While user326210's answer analyzes the language $\{\langle M\rangle\mid L(M)=W\}$, my answer analyzes the language $L_W=\{\langle M\rangle\mid L(M)\supseteq W\}$.

$W$ is an empty set

$L_W$ is the set of encodings of all TMs, thus decidable.

$W$ is a finite but not empty set

$L_W$ is undecidable but recognizable.

Suppose $L_W$ is decidable by $D_{L_W}$, we can build a decider $D_H$ using $D_{L_W}$ to solve halting problem. The decider $D_H$ works as follows:

On input $\langle \langle M\rangle, w\rangle$:

1. Construct a TM $M'$ working on input $w'$ as follows:

   1. Run $M$ on $w$.

   2. If $w'\in W$ (recall that $W$ is finite), accept. Otherwise reject.

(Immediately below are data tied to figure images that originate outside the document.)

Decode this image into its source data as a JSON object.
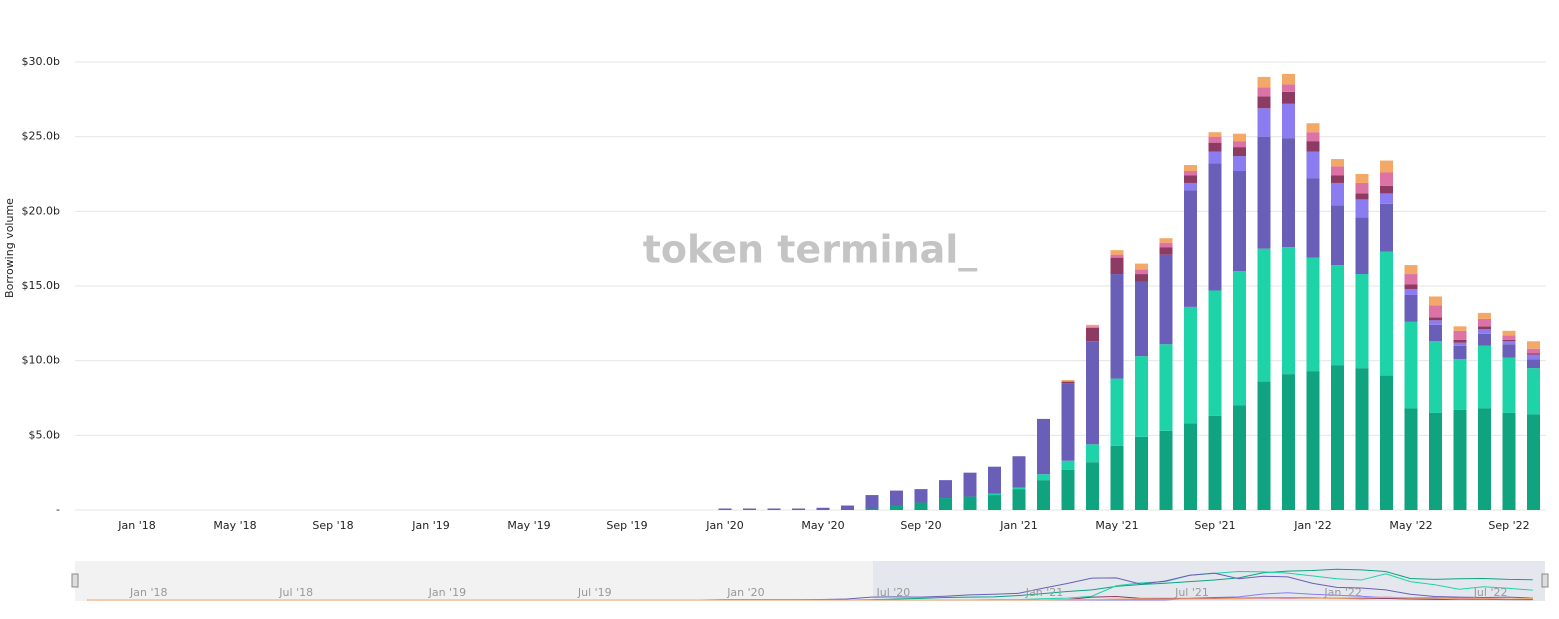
{
  "chart_data": {
    "type": "stacked_bar",
    "y_axis_label": "Borrowing volume",
    "watermark": "token terminal_",
    "categories": [
      null,
      null,
      "Jan '18",
      null,
      null,
      null,
      "May '18",
      null,
      null,
      null,
      "Sep '18",
      null,
      null,
      null,
      "Jan '19",
      null,
      null,
      null,
      "May '19",
      null,
      null,
      null,
      "Sep '19",
      null,
      null,
      null,
      "Jan '20",
      null,
      null,
      null,
      "May '20",
      null,
      null,
      null,
      "Sep '20",
      null,
      null,
      null,
      "Jan '21",
      null,
      null,
      null,
      "May '21",
      null,
      null,
      null,
      "Sep '21",
      null,
      null,
      null,
      "Jan '22",
      null,
      null,
      null,
      "May '22",
      null,
      null,
      null,
      "Sep '22",
      null
    ],
    "series": [
      {
        "color": "#0fa37f",
        "values": [
          0,
          0,
          0,
          0,
          0,
          0,
          0,
          0,
          0,
          0,
          0,
          0,
          0,
          0,
          0,
          0,
          0,
          0,
          0,
          0,
          0,
          0,
          0,
          0,
          0,
          0,
          0,
          0,
          0,
          0,
          0,
          0,
          0.1,
          0.3,
          0.5,
          0.8,
          0.9,
          1.0,
          1.4,
          2.0,
          2.7,
          3.2,
          4.3,
          4.9,
          5.3,
          5.8,
          6.3,
          7.0,
          8.6,
          9.1,
          9.3,
          9.7,
          9.5,
          9.0,
          6.8,
          6.5,
          6.7,
          6.8,
          6.5,
          6.4
        ]
      },
      {
        "color": "#1dd3a7",
        "values": [
          0,
          0,
          0,
          0,
          0,
          0,
          0,
          0,
          0,
          0,
          0,
          0,
          0,
          0,
          0,
          0,
          0,
          0,
          0,
          0,
          0,
          0,
          0,
          0,
          0,
          0,
          0,
          0,
          0,
          0,
          0,
          0,
          0,
          0,
          0,
          0,
          0,
          0.1,
          0.1,
          0.4,
          0.6,
          1.2,
          4.5,
          5.4,
          5.8,
          7.8,
          8.4,
          9.0,
          8.9,
          8.5,
          7.6,
          6.7,
          6.3,
          8.3,
          5.8,
          4.8,
          3.4,
          4.2,
          3.7,
          3.1
        ]
      },
      {
        "color": "#6a5fb8",
        "values": [
          0,
          0,
          0,
          0,
          0,
          0,
          0,
          0,
          0,
          0,
          0,
          0,
          0,
          0,
          0,
          0,
          0,
          0,
          0,
          0,
          0,
          0,
          0,
          0,
          0,
          0,
          0.1,
          0.1,
          0.1,
          0.1,
          0.15,
          0.3,
          0.9,
          1.0,
          0.9,
          1.2,
          1.6,
          1.8,
          2.1,
          3.7,
          5.2,
          6.9,
          7.0,
          5.0,
          6.0,
          7.8,
          8.5,
          6.7,
          7.5,
          7.3,
          5.3,
          4.0,
          3.8,
          3.2,
          1.8,
          1.1,
          0.9,
          0.8,
          0.9,
          0.6
        ]
      },
      {
        "color": "#8b7cf2",
        "values": [
          0,
          0,
          0,
          0,
          0,
          0,
          0,
          0,
          0,
          0,
          0,
          0,
          0,
          0,
          0,
          0,
          0,
          0,
          0,
          0,
          0,
          0,
          0,
          0,
          0,
          0,
          0,
          0,
          0,
          0,
          0,
          0,
          0,
          0,
          0,
          0,
          0,
          0,
          0,
          0,
          0,
          0,
          0,
          0,
          0,
          0.5,
          0.8,
          1.0,
          1.9,
          2.3,
          1.8,
          1.5,
          1.2,
          0.7,
          0.4,
          0.3,
          0.2,
          0.3,
          0.2,
          0.3
        ]
      },
      {
        "color": "#8e3b63",
        "values": [
          0,
          0,
          0,
          0,
          0,
          0,
          0,
          0,
          0,
          0,
          0,
          0,
          0,
          0,
          0,
          0,
          0,
          0,
          0,
          0,
          0,
          0,
          0,
          0,
          0,
          0,
          0,
          0,
          0,
          0,
          0,
          0,
          0,
          0,
          0,
          0,
          0,
          0,
          0,
          0,
          0.1,
          0.9,
          1.1,
          0.5,
          0.5,
          0.5,
          0.6,
          0.6,
          0.8,
          0.8,
          0.7,
          0.5,
          0.4,
          0.5,
          0.3,
          0.2,
          0.2,
          0.2,
          0.1,
          0.1
        ]
      },
      {
        "color": "#dc72a6",
        "values": [
          0,
          0,
          0,
          0,
          0,
          0,
          0,
          0,
          0,
          0,
          0,
          0,
          0,
          0,
          0,
          0,
          0,
          0,
          0,
          0,
          0,
          0,
          0,
          0,
          0,
          0,
          0,
          0,
          0,
          0,
          0,
          0,
          0,
          0,
          0,
          0,
          0,
          0,
          0,
          0,
          0,
          0.1,
          0.2,
          0.3,
          0.3,
          0.3,
          0.4,
          0.4,
          0.6,
          0.5,
          0.6,
          0.6,
          0.7,
          0.9,
          0.7,
          0.8,
          0.6,
          0.5,
          0.3,
          0.3
        ]
      },
      {
        "color": "#f4a868",
        "values": [
          0,
          0,
          0,
          0,
          0,
          0,
          0,
          0,
          0,
          0,
          0,
          0,
          0,
          0,
          0,
          0,
          0,
          0,
          0,
          0,
          0,
          0,
          0,
          0,
          0,
          0,
          0,
          0,
          0,
          0,
          0,
          0,
          0,
          0,
          0,
          0,
          0,
          0,
          0,
          0,
          0.1,
          0.1,
          0.3,
          0.4,
          0.3,
          0.4,
          0.3,
          0.5,
          0.7,
          0.7,
          0.6,
          0.5,
          0.6,
          0.8,
          0.6,
          0.6,
          0.3,
          0.4,
          0.3,
          0.5
        ]
      }
    ],
    "ylim": [
      0,
      30
    ],
    "yticks": [
      {
        "value": 0,
        "label": "-"
      },
      {
        "value": 5,
        "label": "$5.0b"
      },
      {
        "value": 10,
        "label": "$10.0b"
      },
      {
        "value": 15,
        "label": "$15.0b"
      },
      {
        "value": 20,
        "label": "$20.0b"
      },
      {
        "value": 25,
        "label": "$25.0b"
      },
      {
        "value": 30,
        "label": "$30.0b"
      }
    ],
    "grid": true,
    "navigator_labels": [
      "Jan '18",
      "Jul '18",
      "Jan '19",
      "Jul '19",
      "Jan '20",
      "Jul '20",
      "Jan '21",
      "Jul '21",
      "Jan '22",
      "Jul '22"
    ]
  }
}
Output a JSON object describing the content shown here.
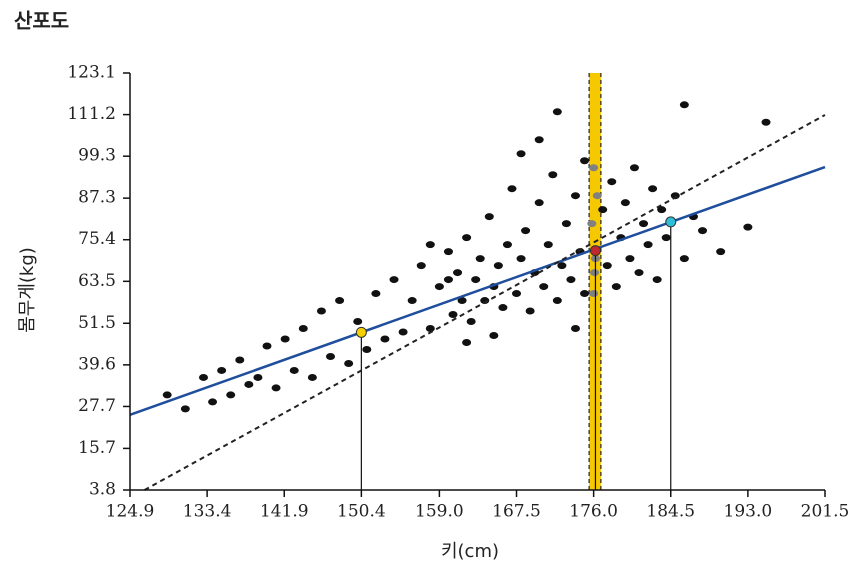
{
  "chart_data": {
    "type": "scatter",
    "title": "산포도",
    "x_label": "키(cm)",
    "y_label": "몸무게(kg)",
    "xlim": [
      124.9,
      201.5
    ],
    "ylim": [
      3.8,
      123.1
    ],
    "xticks": [
      124.9,
      133.4,
      141.9,
      150.4,
      {
        "value": 159.0,
        "label": "159.0"
      },
      167.5,
      {
        "value": 176.0,
        "label": "176.0"
      },
      184.5,
      {
        "value": 193.0,
        "label": "193.0"
      },
      201.5
    ],
    "yticks": [
      3.8,
      15.7,
      27.7,
      39.6,
      51.5,
      63.5,
      75.4,
      87.3,
      99.3,
      111.2,
      123.1
    ],
    "points": {
      "color": "#111111",
      "x": [
        129,
        131,
        133,
        134,
        135,
        136,
        137,
        138,
        139,
        140,
        141,
        142,
        143,
        144,
        145,
        146,
        147,
        148,
        149,
        150,
        151,
        152,
        153,
        154,
        155,
        156,
        157,
        158,
        159,
        160,
        160.5,
        161,
        161.5,
        162,
        162.5,
        163,
        163.5,
        164,
        164.5,
        165,
        165.5,
        166,
        166.5,
        167,
        167.5,
        168,
        168.5,
        169,
        169.5,
        170,
        170.5,
        171,
        171.5,
        172,
        172.5,
        173,
        173.5,
        174,
        174.5,
        175,
        177,
        177.5,
        178,
        178.5,
        179,
        179.5,
        180,
        180.5,
        181,
        181.5,
        182,
        182.5,
        183,
        183.5,
        184,
        185,
        186,
        187,
        188,
        190,
        193,
        165,
        170,
        168,
        172,
        158,
        162,
        175,
        174,
        160,
        195,
        186
      ],
      "y": [
        31,
        27,
        36,
        29,
        38,
        31,
        41,
        34,
        36,
        45,
        33,
        47,
        38,
        50,
        36,
        55,
        42,
        58,
        40,
        52,
        44,
        60,
        47,
        64,
        49,
        58,
        68,
        50,
        62,
        72,
        54,
        66,
        58,
        76,
        52,
        64,
        70,
        58,
        82,
        62,
        68,
        56,
        74,
        90,
        60,
        70,
        78,
        55,
        66,
        86,
        62,
        74,
        94,
        58,
        68,
        80,
        64,
        88,
        72,
        60,
        84,
        68,
        92,
        62,
        76,
        86,
        70,
        96,
        66,
        80,
        74,
        90,
        64,
        84,
        76,
        88,
        70,
        82,
        78,
        72,
        79,
        48,
        104,
        100,
        112,
        74,
        46,
        98,
        50,
        64,
        109,
        114
      ]
    },
    "band": {
      "x": [
        175.5,
        176.8
      ],
      "color": "#f5c800",
      "points": {
        "color": "#808080",
        "x": [
          176,
          176.2,
          175.8,
          176.4,
          176,
          176.1
        ],
        "y": [
          60,
          70,
          80,
          88,
          96,
          66
        ]
      }
    },
    "lines": [
      {
        "color": "#1f4e9c",
        "dash": false,
        "x": [
          124.9,
          201.5
        ],
        "y": [
          25.3,
          96.2
        ]
      },
      {
        "color": "#222222",
        "dash": true,
        "x": [
          126.5,
          201.5
        ],
        "y": [
          3.8,
          111.1
        ]
      }
    ],
    "highlights": [
      {
        "x": 150.4,
        "y": 48.9,
        "color": "#f5d000"
      },
      {
        "x": 176.2,
        "y": 72.3,
        "color": "#c0282d"
      },
      {
        "x": 184.5,
        "y": 80.5,
        "color": "#2bc0d8"
      }
    ]
  }
}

2. Run $D_{L_W}$ on $\langle M'\rangle$.

3. If $D_{L_W}$ accepts, accept. Otherwise reject.

We can see if $M$ halts on $w$, $M'$ accepts $w'$ if and only if $w'\in W$, which means $L(M')=W$. Otherwise, $M'$ accepts nothing. Therefore $D_{L_W}$ accepts $\langle M'\rangle$ if and only if $M$ halts on $w$, so $D_H$ is indeed a decider for halting problem. Hence $L_W$ is undecidable by contradiction.

To recognize $W$, a TM can run $M$ on all strings in $W$ (recall again that $W$ is finite) and accepts if $M$ accepts all these strings. This TM recognizes $L_W$.

$W$ is an infinite set

$L_W$ is unrecognizable.

Suppose $L_W$ is recognizable by $M_{L_W}$, we can build a recognizer $M_R$ using $M_{L_W}$ to recognize $\overline{A_{\mathrm{TM}}}=\{\langle\langle M\rangle,w\rangle\mid M\text{ does not accept }w\}$, which is unrecognizable. $M_R$ works as follows.

On input $\langle \langle M\rangle, w\rangle$:

1. Construct a TM $M'$ working on input $w'$ as follows:

   1. Run $M$ on $w$ with at most $|w'|$ steps.

   2. If $M$ accepts, reject. Otherwise accept.

2. Run $M_{L_W}$ on $\langle M'\rangle$.

3. If $M_{L_W}$ accepts, accept. If $M_{L_W}$ rejects, reject.

We can see if $M$ accepts $w$, say with $n$ steps, then $M'$ accepts $w'$ if and only if $|w'|<n$, which means $L(M')$ cannot be a superset of $L_W$ (recall that $L_W$ is infinite). Otherwise $M$ accepts every string, which means $L(M')$ is certainly a superset of $L_W$. Therefore $M_{L_W}$ accepts $\langle M'\rangle$ if and only if $M$ does not accept $w$, so $M_R$ is indeed a recognizer of $\overline{A_{\mathrm{TM}}}$. Hence $L_W$ is unrecognizable by contradiction.